The graduation rate is a four-year rate, meaning students are tracked over their high school career and the percentage is based on four years, not just year to year.

East, along with most high schools, has students who don’t complete their high school work in eight semesters but instead become fifth-year seniors, which sometimes skews the statistics a bit.

“This is a four-year on-time graduation rate,” Jensen said. “Some students may take nine semesters. Some students finish before eight semesters.”

Another issue at East was a coding error in 2011 that listed the school’s graduation rate at 74.7 percent that year, said Charles Edwards, East’s assistant principal.

East was miscoding the reason students were leaving before graduation and school officials did not discover the error until after the window for corrections at the state Department of Education had closed.

“I’m positive that number should have been in the 80s,” Edwards said, although the state has not allowed the school to recalculate and correct the number.

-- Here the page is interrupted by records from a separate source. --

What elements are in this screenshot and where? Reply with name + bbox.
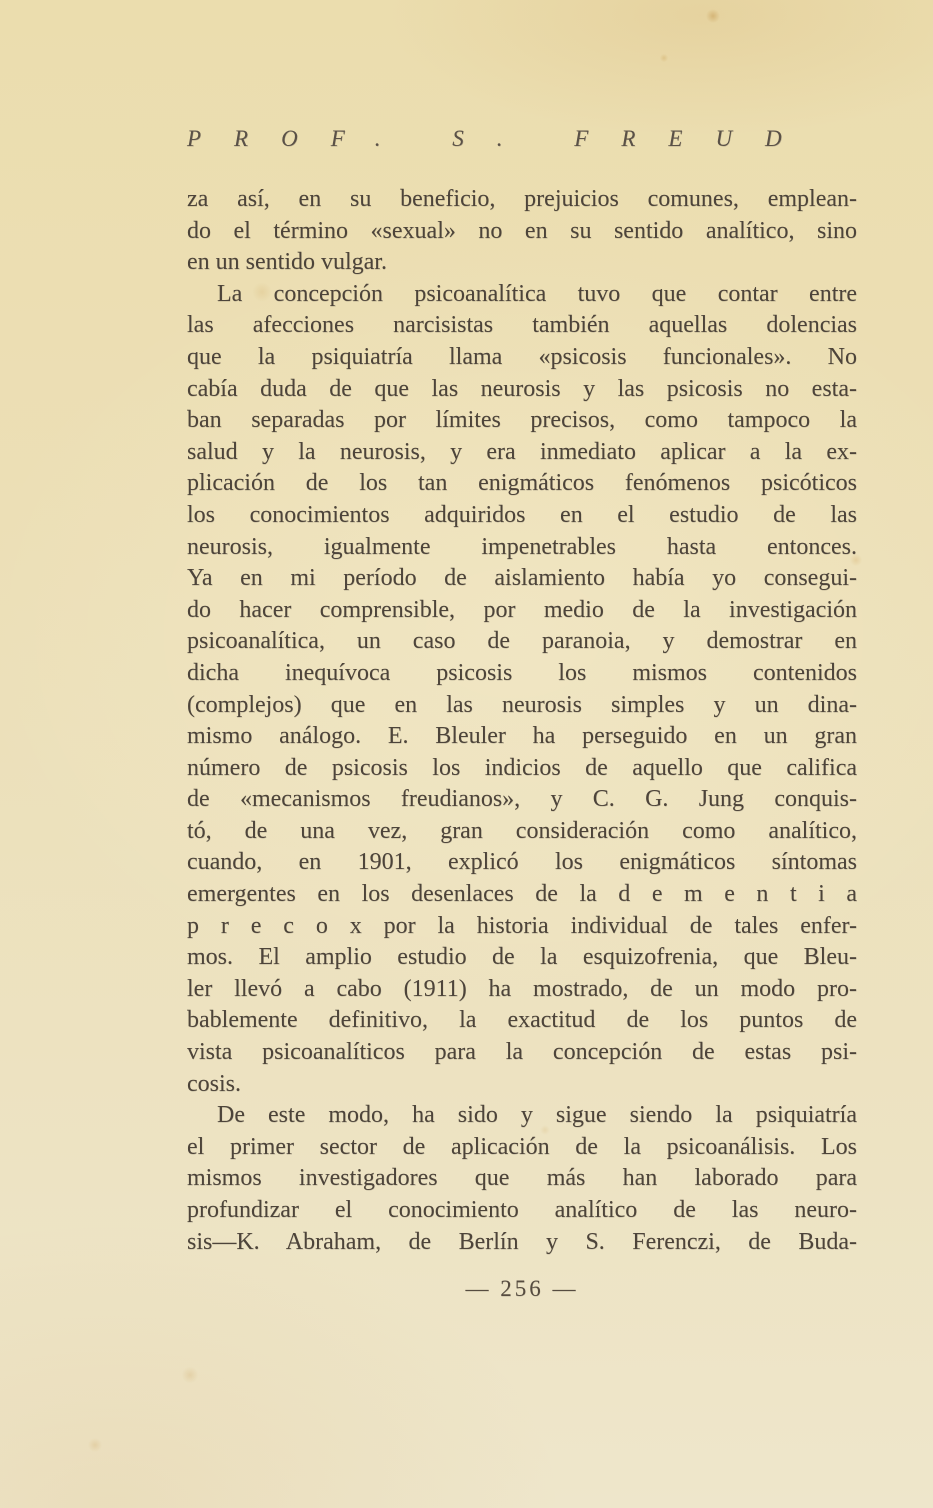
- page-number: — 256 —: [465, 1276, 579, 1301]
- text-line: cosis.: [187, 1070, 241, 1097]
- text-line: plicación de los tan enigmáticos fenómenos psicóticos: [187, 470, 857, 497]
- text-line: emergentes en los desenlaces de la d e m e n t i a: [187, 881, 857, 908]
- text-line: los conocimientos adquiridos en el estudio de las: [187, 501, 857, 528]
- text-line: cuando, en 1901, explicó los enigmáticos síntomas: [187, 849, 857, 876]
- text-line: za así, en su beneficio, prejuicios comunes, emplean-: [187, 186, 857, 212]
- text-line: psicoanalítica, un caso de paranoia, y demostrar en: [187, 628, 857, 655]
- text-line: salud y la neurosis, y era inmediato aplicar a la ex-: [187, 438, 857, 465]
- text-line: dicha inequívoca psicosis los mismos contenidos: [187, 659, 857, 686]
- text-line: número de psicosis los indicios de aquello que califica: [187, 754, 857, 781]
- text-line: vista psicoanalíticos para la concepción de estas psi-: [187, 1039, 857, 1066]
- text-line: profundizar el conocimiento analítico de las neuro-: [187, 1197, 857, 1223]
- text-line: mismos investigadores que más han laborado para: [187, 1165, 857, 1192]
- text-line: tó, de una vez, gran consideración como analítico,: [187, 817, 857, 844]
- text-line: cabía duda de que las neurosis y las psicosis no esta-: [187, 375, 857, 402]
- text-line: do hacer comprensible, por medio de la investigación: [187, 596, 857, 623]
- text-line: sis—K. Abraham, de Berlín y S. Ferenczi, de Buda-: [187, 1228, 857, 1255]
- text-line: neurosis, igualmente impenetrables hasta entonces.: [187, 533, 857, 560]
- body-text: [187, 184, 857, 1258]
- running-header: PROF. S. FREUD: [187, 126, 815, 151]
- text-line: (complejos) que en las neurosis simples y un dina-: [187, 691, 857, 718]
- text-line: las afecciones narcisistas también aquellas dolencias: [187, 312, 857, 339]
- text-line: mismo análogo. E. Bleuler ha perseguido en un gran: [187, 723, 857, 750]
- text-line: bablemente definitivo, la exactitud de los puntos de: [187, 1007, 857, 1034]
- text-line: do el término «sexual» no en su sentido analítico, sino: [187, 217, 857, 244]
- text-line: ban separadas por límites precisos, como tampoco la: [187, 407, 857, 434]
- text-line: el primer sector de aplicación de la psicoanálisis. Los: [187, 1133, 857, 1160]
- text-line: De este modo, ha sido y sigue siendo la psiquiatría: [217, 1102, 857, 1129]
- text-line: que la psiquiatría llama «psicosis funcionales». No: [187, 343, 857, 370]
- text-line: Ya en mi período de aislamiento había yo consegui-: [187, 565, 857, 592]
- text-line: en un sentido vulgar.: [187, 249, 387, 276]
- text-line: mos. El amplio estudio de la esquizofrenia, que Bleu-: [187, 944, 857, 971]
- text-line: La concepción psicoanalítica tuvo que contar entre: [217, 280, 857, 307]
- text-line: de «mecanismos freudianos», y C. G. Jung conquis-: [187, 786, 857, 813]
- text-line: p r e c o x por la historia individual de tales enfer-: [187, 912, 857, 939]
- text-line: ler llevó a cabo (1911) ha mostrado, de un modo pro-: [187, 975, 857, 1002]
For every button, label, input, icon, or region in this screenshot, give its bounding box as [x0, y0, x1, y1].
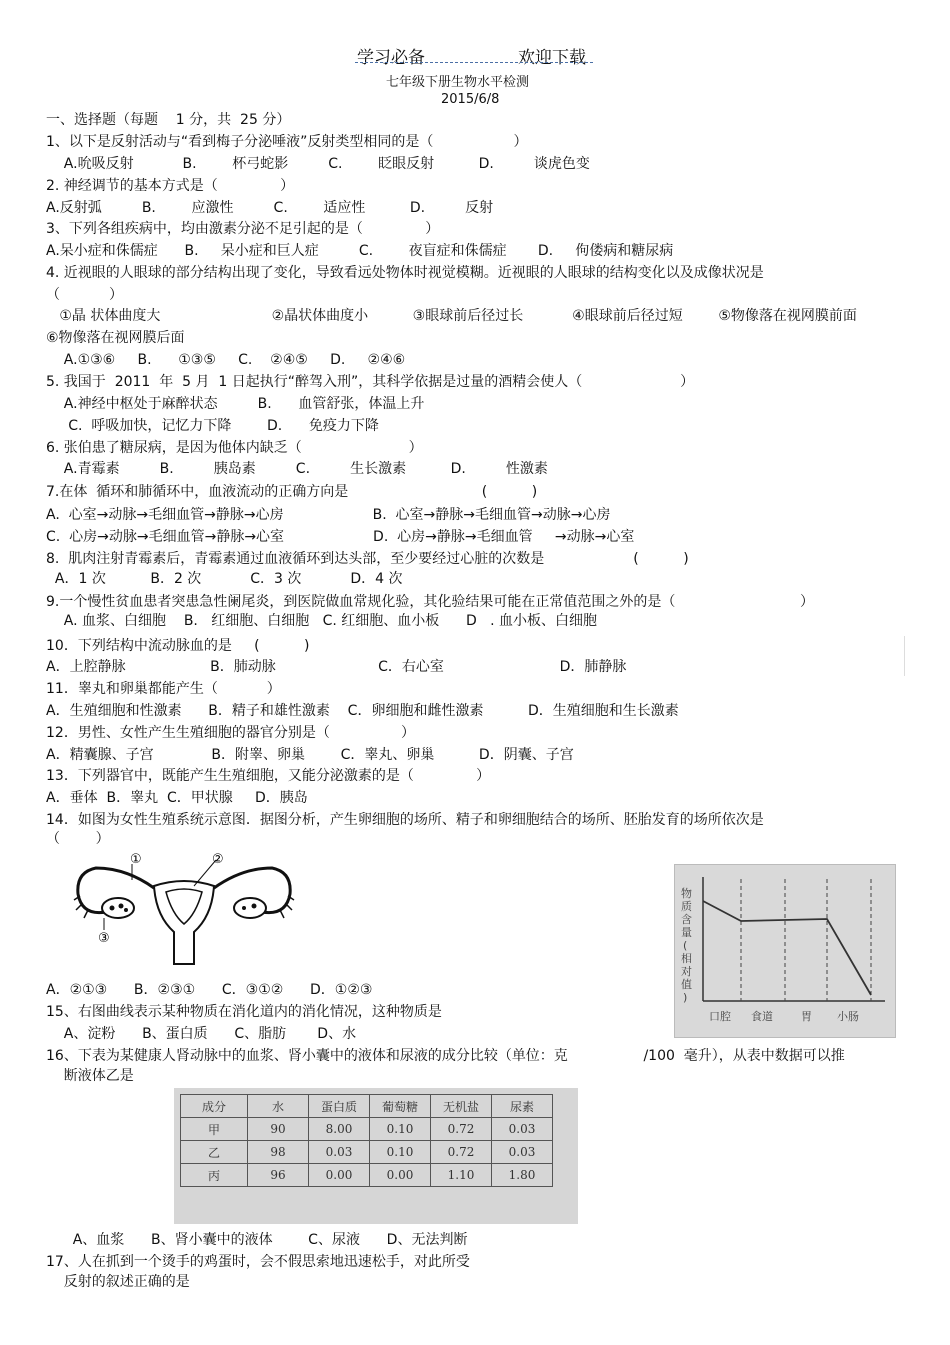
graph-ylabel-char: 值 [681, 978, 692, 991]
option-line: C. 心房→动脉→毛细血管→静脉→心室 D. 心房→静脉→毛细血管 →动脉→心室 [46, 529, 635, 545]
question-line: 6. 张伯患了糖尿病，是因为他体内缺乏（ ） [46, 440, 423, 456]
table-header-cell: 蛋白质 [309, 1095, 370, 1118]
question-line: 13．下列器官中，既能产生生殖细胞，又能分泌激素的是（ ） [46, 768, 491, 784]
composition-table [174, 1088, 578, 1224]
graph-ylabel-char: 含 [681, 913, 692, 926]
margin-mark [904, 636, 905, 676]
question-line: 10．下列结构中流动脉血的是 ( ) [46, 638, 310, 654]
option-line: A．垂体 B．睾丸 C．甲状腺 D．胰岛 [46, 790, 308, 806]
table-cell: 0.10 [370, 1118, 431, 1141]
table-row [181, 1141, 553, 1164]
table-row [181, 1118, 553, 1141]
graph-ylabel-char: 质 [681, 900, 692, 913]
question-line: 3、下列各组疾病中，均由激素分泌不足引起的是（ ） [46, 221, 440, 237]
question-line: 1、以下是反射活动与“看到梅子分泌唾液”反射类型相同的是（ ） [46, 134, 528, 150]
table-cell: 8.00 [309, 1118, 370, 1141]
table-cell: 1.80 [492, 1164, 553, 1187]
question-line: 12．男性、女性产生生殖细胞的器官分别是（ ） [46, 725, 416, 741]
graph-ylabel-char: 量 [681, 926, 692, 939]
graph-ylabel-char: ( [683, 939, 688, 952]
graph-xlabel: 食道 [751, 1010, 773, 1023]
graph-ylabel-char: 对 [681, 965, 692, 978]
option-line: A.青霉素 B. 胰岛素 C. 生长激素 D. 性激素 [46, 461, 548, 477]
question-line: 反射的叙述正确的是 [46, 1274, 190, 1290]
answer-blank: （ ） [46, 287, 123, 303]
table-cell: 0.03 [492, 1141, 553, 1164]
diagram-label-2: ② [212, 852, 224, 867]
option-line: A．1 次 B．2 次 C．3 次 D．4 次 [46, 571, 403, 587]
table-header-cell: 尿素 [492, 1095, 553, 1118]
option-line: A.神经中枢处于麻醉状态 B. 血管舒张，体温上升 [46, 396, 425, 412]
table-header-cell: 水 [248, 1095, 309, 1118]
table-cell: 90 [248, 1118, 309, 1141]
option-line: A．精囊腺、子宫 B．附睾、卵巢 C．睾丸、卵巢 D．阴囊、子宫 [46, 747, 574, 763]
table-cell: 甲 [181, 1118, 248, 1141]
option-line: A.反射弧 B. 应激性 C. 适应性 D. 反射 [46, 200, 494, 216]
section-heading: 一、选择题（每题 1 分，共 25 分） [46, 112, 291, 128]
digestion-graph [674, 864, 896, 1038]
header-right: 欢迎下载 [518, 48, 586, 68]
option-line: C. 呼吸加快，记忆力下降 D. 免疫力下降 [46, 418, 379, 434]
table-cell: 98 [248, 1141, 309, 1164]
question-line: 8. 肌肉注射青霉素后，青霉素通过血液循环到达头部，至少要经过心脏的次数是 ( ) [46, 551, 689, 567]
question-line: 断液体乙是 [46, 1068, 134, 1084]
header-left: 学习必备 [357, 48, 425, 68]
diagram-label-1: ① [130, 852, 142, 867]
exam-date: 2015/6/8 [441, 92, 500, 107]
graph-ylabel-char: ) [683, 991, 688, 1004]
graph-xlabel: 口腔 [709, 1010, 731, 1023]
question-line: 2. 神经调节的基本方式是（ ） [46, 178, 295, 194]
table-cell: 0.00 [370, 1164, 431, 1187]
option-line: A. 心室→动脉→毛细血管→静脉→心房 B. 心室→静脉→毛细血管→动脉→心房 [46, 507, 611, 523]
table-header-cell: 葡萄糖 [370, 1095, 431, 1118]
question-line: 15、右图曲线表示某种物质在消化道内的消化情况，这种物质是 [46, 1004, 442, 1020]
table-cell: 丙 [181, 1164, 248, 1187]
option-line: A．上腔静脉 B．肺动脉 C．右心室 D．肺静脉 [46, 659, 627, 675]
table-cell: 0.03 [309, 1141, 370, 1164]
page-title: 七年级下册生物水平检测 [386, 75, 530, 90]
question-line: 11．睾丸和卵巢都能产生（ ） [46, 681, 281, 697]
table-cell: 96 [248, 1164, 309, 1187]
option-line: A、血浆 B、肾小囊中的液体 C、尿液 D、无法判断 [46, 1232, 468, 1248]
table-header-cell: 无机盐 [431, 1095, 492, 1118]
option-line: A．②①③ B．②③① C．③①② D．①②③ [46, 982, 373, 998]
option-line: A．生殖细胞和性激素 B．精子和雄性激素 C．卵细胞和雌性激素 D．生殖细胞和生长激素 [46, 703, 679, 719]
table-header-cell: 成分 [181, 1095, 248, 1118]
graph-ylabel-char: 相 [681, 952, 692, 965]
option-line: A.①③⑥ B. ①③⑤ C. ②④⑤ D. ②④⑥ [46, 352, 406, 368]
option-line: A. 血浆、白细胞 B. 红细胞、白细胞 C. 红细胞、血小板 D . 血小板、白细胞 [46, 613, 597, 629]
table-cell: 0.00 [309, 1164, 370, 1187]
question-line: 4. 近视眼的人眼球的部分结构出现了变化，导致看远处物体时视觉模糊。近视眼的人眼球的结构变化以及成像状况是 [46, 265, 764, 281]
question-line: 17、人在抓到一个烫手的鸡蛋时，会不假思索地迅速松手，对此所受 [46, 1254, 470, 1270]
graph-xlabel: 小肠 [837, 1010, 859, 1023]
option-line: A.呆小症和侏儒症 B. 呆小症和巨人症 C. 夜盲症和侏儒症 D. 佝偻病和糖尿病 [46, 243, 674, 259]
answer-blank: （ ） [46, 831, 110, 847]
option-line: ⑥物像落在视网膜后面 [46, 330, 185, 346]
graph-ylabel-char: 物 [681, 887, 692, 900]
table-cell: 0.10 [370, 1141, 431, 1164]
table-header-row [181, 1095, 553, 1118]
table-cell: 乙 [181, 1141, 248, 1164]
question-line: 14．如图为女性生殖系统示意图．据图分析，产生卵细胞的场所、精子和卵细胞结合的场所、胚胎发育的场所依次是 [46, 812, 764, 828]
diagram-label-3: ③ [98, 931, 110, 946]
graph-xlabel: 胃 [801, 1010, 812, 1023]
question-line: 5. 我国于 2011 年 5 月 1 日起执行“醉驾入刑”，其科学依据是过量的酒精会使人（ ） [46, 374, 695, 390]
option-line: A.吮吸反射 B. 杯弓蛇影 C. 眨眼反射 D. 谈虎色变 [46, 156, 590, 172]
reproductive-diagram [66, 846, 302, 974]
table-cell: 0.03 [492, 1118, 553, 1141]
option-line: A、淀粉 B、蛋白质 C、脂肪 D、水 [46, 1026, 357, 1042]
table-cell: 0.72 [431, 1118, 492, 1141]
question-line: 16、下表为某健康人肾动脉中的血浆、肾小囊中的液体和尿液的成分比较（单位：克 /100 毫升），从表中数据可以推 [46, 1048, 845, 1064]
table-row [181, 1164, 553, 1187]
question-line: 9.一个慢性贫血患者突患急性阑尾炎，到医院做血常规化验，其化验结果可能在正常值范围之外的是（ ） [46, 594, 814, 610]
table-cell: 1.10 [431, 1164, 492, 1187]
table-cell: 0.72 [431, 1141, 492, 1164]
option-line: ①晶 状体曲度大 ②晶状体曲度小 ③眼球前后径过长 ④眼球前后径过短 ⑤物像落在视网膜前面 [46, 308, 857, 324]
header-rule [355, 62, 593, 63]
question-line: 7.在体 循环和肺循环中，血液流动的正确方向是 ( ) [46, 484, 538, 500]
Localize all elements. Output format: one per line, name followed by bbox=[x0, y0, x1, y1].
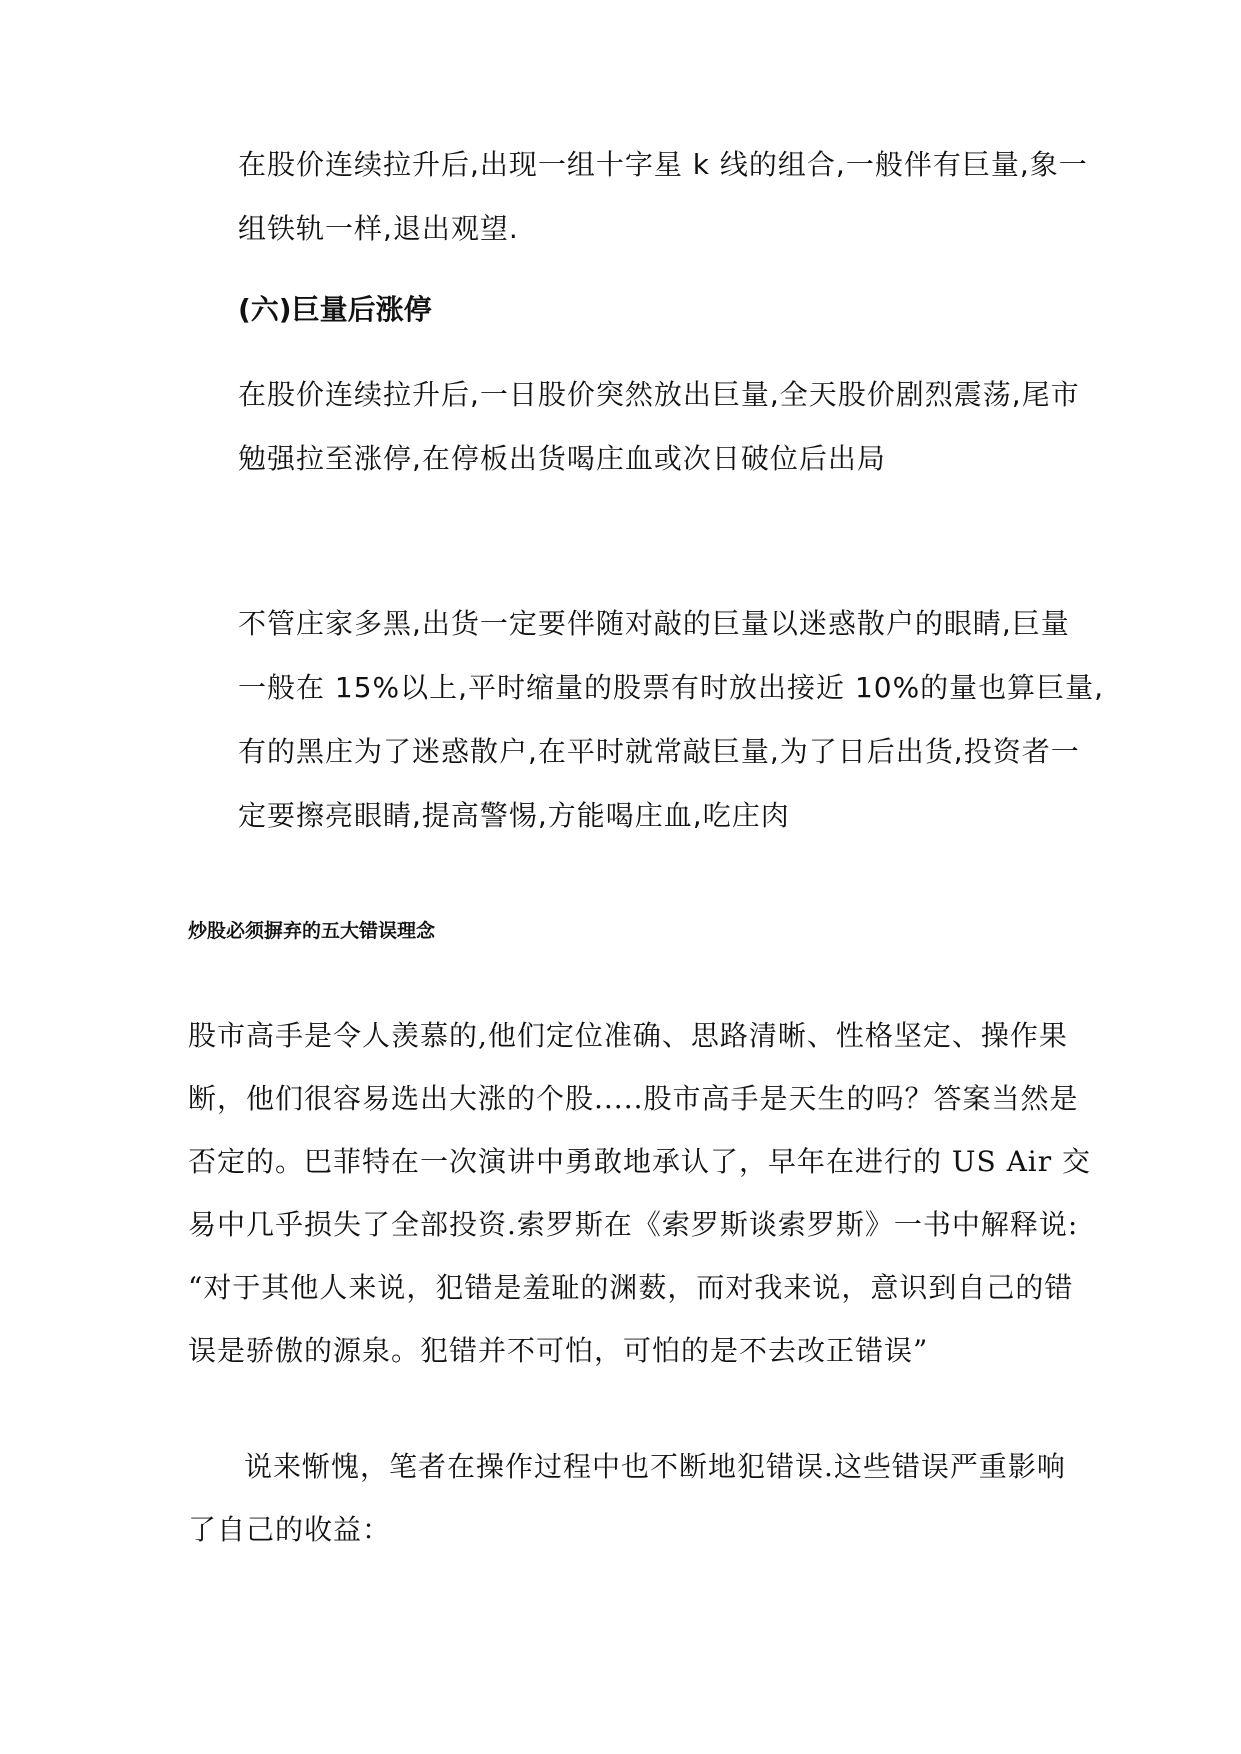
text-line: 一般在 15%以上,平时缩量的股票有时放出接近 10%的量也算巨量, bbox=[238, 671, 1105, 704]
text-line: 不管庄家多黑,出货一定要伴随对敲的巨量以迷惑散户的眼睛,巨量 bbox=[238, 607, 1070, 640]
text-line: 定要擦亮眼睛,提高警惕,方能喝庄血,吃庄肉 bbox=[238, 799, 790, 832]
paragraph-dealer-volume bbox=[238, 592, 1104, 848]
text-line: 了自己的收益： bbox=[188, 1513, 392, 1546]
text-line: 在股价连续拉升后,一日股价突然放出巨量,全天股价剧烈震荡,尾市 bbox=[238, 378, 1080, 411]
section-heading: (六)巨量后涨停 bbox=[238, 293, 432, 326]
paragraph-limit-up-after-volume bbox=[238, 363, 1080, 491]
text-line: 有的黑庄为了迷惑散户,在平时就常敲巨量,为了日后出货,投资者一 bbox=[238, 735, 1080, 768]
text-line: 组铁轨一样,退出观望. bbox=[238, 212, 519, 245]
text-line: “对于其他人来说，犯错是羞耻的渊薮，而对我来说，意识到自己的错 bbox=[188, 1271, 1074, 1304]
paragraph-doji-signal bbox=[238, 133, 1088, 261]
text-line: 勉强拉至涨停,在停板出货喝庄血或次日破位后出局 bbox=[238, 442, 886, 475]
text-line: 股市高手是令人羡慕的,他们定位准确、思路清晰、性格坚定、操作果 bbox=[188, 1019, 1068, 1052]
article-subtitle: 炒股必须摒弃的五大错误理念 bbox=[188, 920, 436, 942]
text-line: 断，他们很容易选出大涨的个股.....股市高手是天生的吗？答案当然是 bbox=[188, 1082, 1079, 1115]
paragraph-author-mistakes bbox=[188, 1435, 1066, 1561]
text-line: 易中几乎损失了全部投资.索罗斯在《索罗斯谈索罗斯》一书中解释说: bbox=[188, 1208, 1079, 1241]
text-line: 否定的。巴菲特在一次演讲中勇敢地承认了，早年在进行的 US Air 交 bbox=[188, 1145, 1092, 1178]
paragraph-stock-experts bbox=[188, 1004, 1091, 1382]
text-line: 误是骄傲的源泉。犯错并不可怕，可怕的是不去改正错误” bbox=[188, 1334, 929, 1367]
text-line: 说来惭愧，笔者在操作过程中也不断地犯错误.这些错误严重影响 bbox=[244, 1450, 1066, 1483]
text-line: 在股价连续拉升后,出现一组十字星 k 线的组合,一般伴有巨量,象一 bbox=[238, 148, 1088, 181]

Hauser High School’s graduation rate took another slight dip, from 90.8 percent in 2013 to 88 percent last spring.

Flat Rock-Hawcreek Superintendent Kathy Griffey said school officials were examining data in the report that indicated out of Hauser’s 75-student graduating class in 2014, 74 were listed as not having English as their primary language.

“Obviously, that’s not the case,” she said, adding school officials are puzzled by the discrepancy but know that the state Department of Education has had some “hiccups” in its data.

Because Hauser’s graduating class is so small, just one student who doesn’t graduate can result in more than a 1 percentage point reduction in the school’s overall graduation rate, Griffey said.

“We knew we weren’t going to quite make the 90.8 rate and going to 88 was not a total surprise,” she said.

“We don’t give up on these students at all, and every student is important to us,” she said, adding that Hauser continues to be a high-performing high school, earning an A from the state, something the graduation rate factors into.

Achieving a 100 percent graduation rate at a high school is an aspirational goal but is extremely difficult, Burnett said.

The overall goal is that all students attain the skills they need to become self-sufficient adults and that they are prepared for the workforce or postsecondary education, Oren said.